The yogam was once a military force under the Cheraman Perumals (kings of Chera dynasty) composed of one thousand people including the Perumal (the Chera king).

Even after the end of Chera dynasty in the early 12th century, the organization continued to exist; but they decided not to fill the absence of the Chera kings. Hence the number shrank to nine hundred and ninety nine and the yogam became known by its present name.
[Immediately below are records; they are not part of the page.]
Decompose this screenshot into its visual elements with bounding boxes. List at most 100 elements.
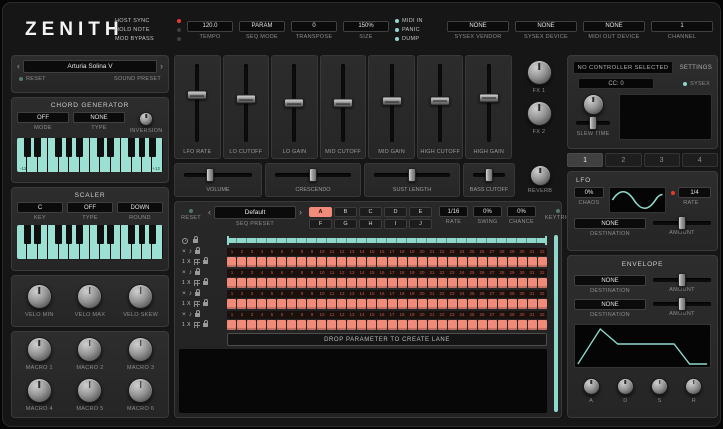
lane-note-icon[interactable]: ♪ <box>189 312 192 319</box>
step-cell[interactable] <box>528 257 537 267</box>
seq-preset-value[interactable]: Default <box>214 206 296 219</box>
step-cell[interactable] <box>357 257 366 267</box>
step-cell[interactable] <box>257 299 266 309</box>
step-cell[interactable] <box>347 320 356 330</box>
step-cell[interactable] <box>277 278 286 288</box>
step-cell[interactable] <box>388 257 397 267</box>
fx2-knob[interactable] <box>527 101 552 126</box>
slider-handle[interactable] <box>408 168 416 182</box>
step-cell[interactable] <box>227 257 236 267</box>
step-cell[interactable] <box>247 257 256 267</box>
slider-track[interactable] <box>184 173 252 177</box>
slider-track[interactable] <box>473 173 505 177</box>
lane-remove-icon[interactable]: × <box>182 312 186 319</box>
grid-icon[interactable] <box>194 259 200 265</box>
seq-chance-value[interactable]: 0% <box>507 206 536 217</box>
step-cell[interactable] <box>428 278 437 288</box>
black-key[interactable] <box>76 138 83 157</box>
slider-track[interactable] <box>438 64 442 142</box>
step-cell[interactable] <box>357 278 366 288</box>
slider-track[interactable] <box>195 64 199 142</box>
slew-slider[interactable] <box>576 121 610 125</box>
inversion-knob[interactable] <box>139 112 153 126</box>
toggle-dump[interactable]: DUMP <box>395 36 441 42</box>
step-cell[interactable] <box>518 299 527 309</box>
step-cell[interactable] <box>237 278 246 288</box>
d-knob[interactable] <box>617 378 634 395</box>
slider-handle[interactable] <box>430 96 450 105</box>
slider-handle[interactable] <box>678 273 686 287</box>
step-cell[interactable] <box>367 299 376 309</box>
step-cell[interactable] <box>538 257 547 267</box>
snapshot-icon[interactable] <box>182 238 188 244</box>
step-cell[interactable] <box>438 299 447 309</box>
scaler-keyboard[interactable] <box>17 225 163 259</box>
step-cell[interactable] <box>257 257 266 267</box>
lock-icon[interactable] <box>195 292 200 296</box>
step-cell[interactable] <box>468 257 477 267</box>
slider-handle[interactable] <box>485 168 493 182</box>
step-cell[interactable] <box>478 320 487 330</box>
step-cell[interactable] <box>287 278 296 288</box>
black-key[interactable] <box>149 225 156 244</box>
step-cell[interactable] <box>468 320 477 330</box>
step-cell[interactable] <box>498 299 507 309</box>
lfo-amount-slider[interactable] <box>653 221 711 225</box>
step-cell[interactable] <box>418 320 427 330</box>
lock-icon[interactable] <box>203 323 208 327</box>
step-cell[interactable] <box>297 320 306 330</box>
step-cell[interactable] <box>367 278 376 288</box>
sequencer-reset-button[interactable]: RESET <box>179 206 203 221</box>
lock-icon[interactable] <box>195 250 200 254</box>
lfo-sync-indicator[interactable] <box>671 191 675 195</box>
slider-handle[interactable] <box>479 93 499 102</box>
loop-range-bar[interactable] <box>227 238 547 243</box>
step-cell[interactable] <box>287 257 296 267</box>
step-cell[interactable] <box>307 320 316 330</box>
step-cell[interactable] <box>418 299 427 309</box>
step-cell[interactable] <box>297 278 306 288</box>
step-cell[interactable] <box>538 299 547 309</box>
step-cell[interactable] <box>297 257 306 267</box>
step-cell[interactable] <box>438 320 447 330</box>
step-cell[interactable] <box>317 278 326 288</box>
step-cell[interactable] <box>418 278 427 288</box>
slider-handle[interactable] <box>206 168 214 182</box>
step-cell[interactable] <box>307 257 316 267</box>
black-key[interactable] <box>34 138 41 157</box>
slider-handle[interactable] <box>382 97 402 106</box>
mod-tab-3[interactable]: 3 <box>644 153 680 167</box>
lfo-rate-value[interactable]: 1/4 <box>678 187 711 198</box>
step-cell[interactable] <box>377 299 386 309</box>
lock-icon[interactable] <box>203 281 208 285</box>
step-cell[interactable] <box>458 278 467 288</box>
step-cell[interactable] <box>518 257 527 267</box>
pattern-button-f[interactable]: F <box>309 219 332 229</box>
step-cell[interactable] <box>498 257 507 267</box>
step-cell[interactable] <box>337 320 346 330</box>
step-cell[interactable] <box>367 320 376 330</box>
step-cell[interactable] <box>388 299 397 309</box>
slew-slider-handle[interactable] <box>589 116 597 130</box>
pattern-button-c[interactable]: C <box>359 207 382 217</box>
step-cell[interactable] <box>478 299 487 309</box>
sysex-vendor-value[interactable]: NONE <box>447 21 509 32</box>
lfo-wave-display[interactable] <box>609 187 666 213</box>
step-cell[interactable] <box>267 278 276 288</box>
envelope-amount-slider[interactable] <box>653 302 711 306</box>
macro-4-knob[interactable] <box>27 378 52 403</box>
lfo-chaos-value[interactable]: 0% <box>574 187 604 198</box>
pattern-button-h[interactable]: H <box>359 219 382 229</box>
lane-note-icon[interactable]: ♪ <box>189 249 192 256</box>
step-cell[interactable] <box>287 320 296 330</box>
step-cell[interactable] <box>438 257 447 267</box>
step-cell[interactable] <box>428 320 437 330</box>
step-cell[interactable] <box>418 257 427 267</box>
step-cell[interactable] <box>347 278 356 288</box>
step-cell[interactable] <box>317 299 326 309</box>
step-cell[interactable] <box>468 278 477 288</box>
grid-icon[interactable] <box>194 322 200 328</box>
step-cell[interactable] <box>458 257 467 267</box>
lock-icon[interactable] <box>195 271 200 275</box>
sysex-toggle[interactable]: SYSEX <box>683 81 712 87</box>
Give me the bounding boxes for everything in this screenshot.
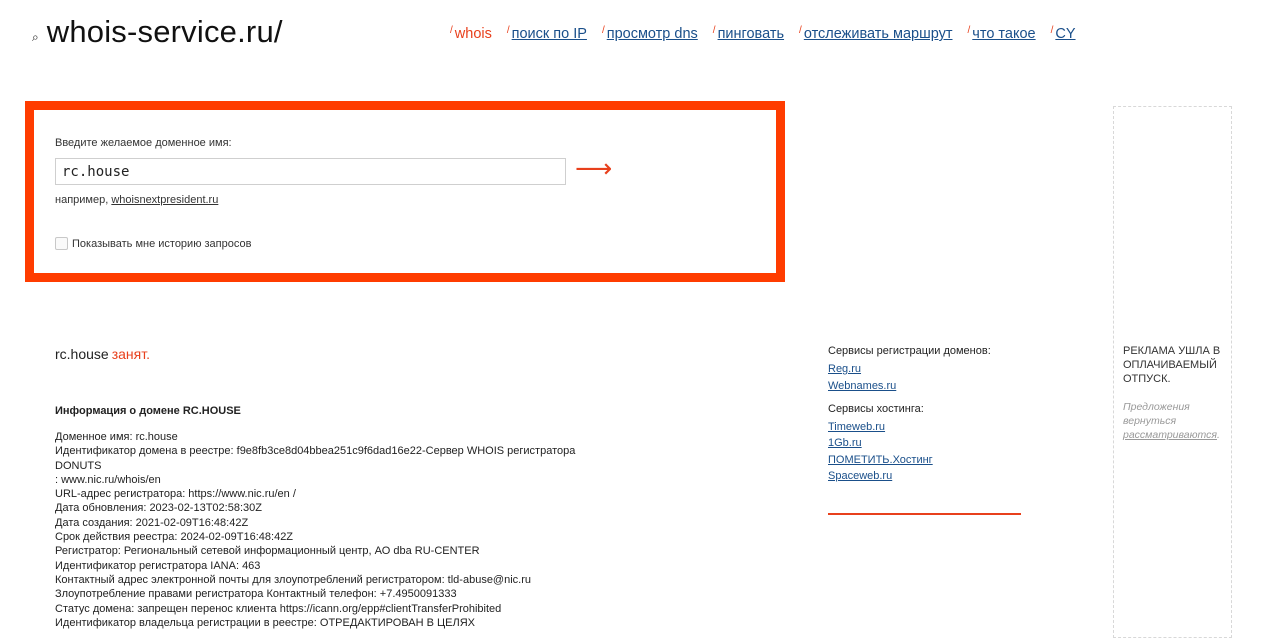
ad-title: РЕКЛАМА УШЛА В ОПЛАЧИВАЕМЫЙ ОТПУСК. (1123, 345, 1221, 385)
whois-line: Срок действия реестра: 2024-02-09T16:48:… (55, 531, 294, 544)
nav-item-ip-search[interactable]: / поиск по IP (506, 25, 587, 42)
registration-services-title: Сервисы регистрации доменов: (828, 345, 991, 357)
magnifier-icon: ⌕ (32, 29, 39, 44)
slash-icon: / (601, 25, 605, 36)
nav-item-traceroute[interactable]: / отслеживать маршрут (799, 25, 953, 42)
hosting-services-title: Сервисы хостинга: (828, 402, 924, 415)
history-label: Показывать мне историю запросов (72, 237, 252, 250)
nav-item-what-is[interactable]: / что такое (967, 25, 1036, 42)
divider (828, 513, 1021, 515)
ad-text: Предложения вернуться рассматриваются. (1123, 400, 1229, 442)
example-hint: например, whoisnextpresident.ru (55, 194, 218, 206)
status-badge: занят. (111, 346, 150, 362)
slash-icon: / (712, 25, 716, 36)
whois-line: Идентификатор владельца регистрации в ре… (55, 616, 475, 629)
registration-link[interactable]: Reg.ru (828, 363, 1021, 375)
registration-link[interactable]: Webnames.ru (828, 380, 1021, 392)
whois-line: Идентификатор домена в реестре: f9e8fb3c… (55, 445, 579, 472)
hosting-link[interactable]: ПОМЕТИТЬ.Хостинг (828, 454, 1021, 466)
ad-link[interactable]: рассматриваются (1123, 429, 1217, 441)
services-panel: Сервисы регистрации доменов: Reg.ru Webn… (828, 345, 1021, 515)
slash-icon: / (506, 25, 510, 36)
whois-line: Статус домена: запрещен перенос клиента … (55, 602, 502, 615)
ad-panel: РЕКЛАМА УШЛА В ОПЛАЧИВАЕМЫЙ ОТПУСК. Пред… (1113, 106, 1232, 638)
whois-line: Дата обновления: 2023-02-13T02:58:30Z (55, 502, 262, 515)
search-form: Введите желаемое доменное имя: ⟶ наприме… (25, 101, 785, 282)
example-prefix: например, (55, 194, 109, 206)
whois-line: Идентификатор регистратора IANA: 463 (55, 559, 261, 572)
status-domain: rc.house (55, 346, 109, 362)
whois-line: Регистратор: Региональный сетевой информ… (55, 545, 480, 558)
hosting-link[interactable]: Spaceweb.ru (828, 470, 1021, 482)
ad-text-prefix: Предложения вернуться (1123, 401, 1190, 427)
nav-link-dns[interactable]: просмотр dns (607, 26, 698, 42)
hosting-link[interactable]: Timeweb.ru (828, 421, 1021, 433)
history-checkbox[interactable] (55, 237, 68, 250)
example-link[interactable]: whoisnextpresident.ru (111, 194, 218, 206)
ad-text-suffix: . (1217, 429, 1220, 441)
nav-item-ping[interactable]: / пинговать (712, 25, 784, 42)
whois-line: : www.nic.ru/whois/en (55, 473, 161, 486)
arrow-right-icon[interactable]: ⟶ (575, 154, 612, 184)
domain-input[interactable] (55, 158, 566, 185)
nav-link-cy[interactable]: CY (1055, 26, 1075, 42)
whois-line: Злоупотребление правами регистратора Кон… (55, 588, 457, 601)
nav-link-what-is[interactable]: что такое (972, 26, 1035, 42)
site-logo[interactable]: ⌕ whois-service.ru/ (32, 14, 283, 50)
nav-link-ping[interactable]: пинговать (718, 26, 784, 42)
whois-line: Доменное имя: rc.house (55, 431, 178, 443)
whois-line: Контактный адрес электронной почты для з… (55, 573, 531, 586)
domain-status: rc.house занят. (55, 346, 150, 362)
whois-line: Дата создания: 2021-02-09T16:48:42Z (55, 516, 249, 529)
search-label: Введите желаемое доменное имя: (55, 137, 232, 149)
nav-link-traceroute[interactable]: отслеживать маршрут (804, 26, 953, 42)
slash-icon: / (1050, 25, 1054, 36)
slash-icon: / (450, 25, 453, 36)
whois-info-title: Информация о домене RC.HOUSE (55, 405, 241, 417)
logo-text: whois-service.ru/ (46, 14, 283, 49)
nav-item-whois[interactable]: / whois (450, 25, 492, 42)
history-toggle[interactable]: Показывать мне историю запросов (55, 237, 251, 250)
top-navigation: / whois / поиск по IP / просмотр dns / пинго… (450, 25, 1091, 42)
whois-line: URL-адрес регистратора: https://www.nic.… (55, 488, 296, 501)
slash-icon: / (799, 25, 802, 36)
nav-link-ip-search[interactable]: поиск по IP (512, 26, 587, 42)
nav-item-cy[interactable]: / CY (1050, 25, 1076, 42)
slash-icon: / (967, 25, 971, 36)
whois-record: Доменное имя: rc.house Идентификатор дом… (55, 430, 585, 630)
nav-item-dns[interactable]: / просмотр dns (601, 25, 698, 42)
hosting-link[interactable]: 1Gb.ru (828, 437, 1021, 449)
Today, the organisation is usually referred to by its acronym, OKAY. Even after the end of the Perumal reign, when the Kodungallur Royal Family took over the administration in the region, the yogam and the kings used to meet and take joint decisions on the administration of the temple on the first day of every month (Kollam Era). They also performed a ritual called Nizhalirikkal, after Pantheeradi Puja, at the east gate of the temple in continuation of the summit . Nizhalirikkal was a committee on administration of the temple which had a quorum of 32 members. Pantheeradi (twelve feet) Puja (worship) is one of the daily puja rituals performed in Kerala temples when the shadow reaches 12 feet of length.

Present day operations 

Today the yogam directly administers the functions of the temple on important dates. For example, it administers the functions on the first day of the Thálappoli festival which is a four-day festival being held in January each year. It also funds various community activities.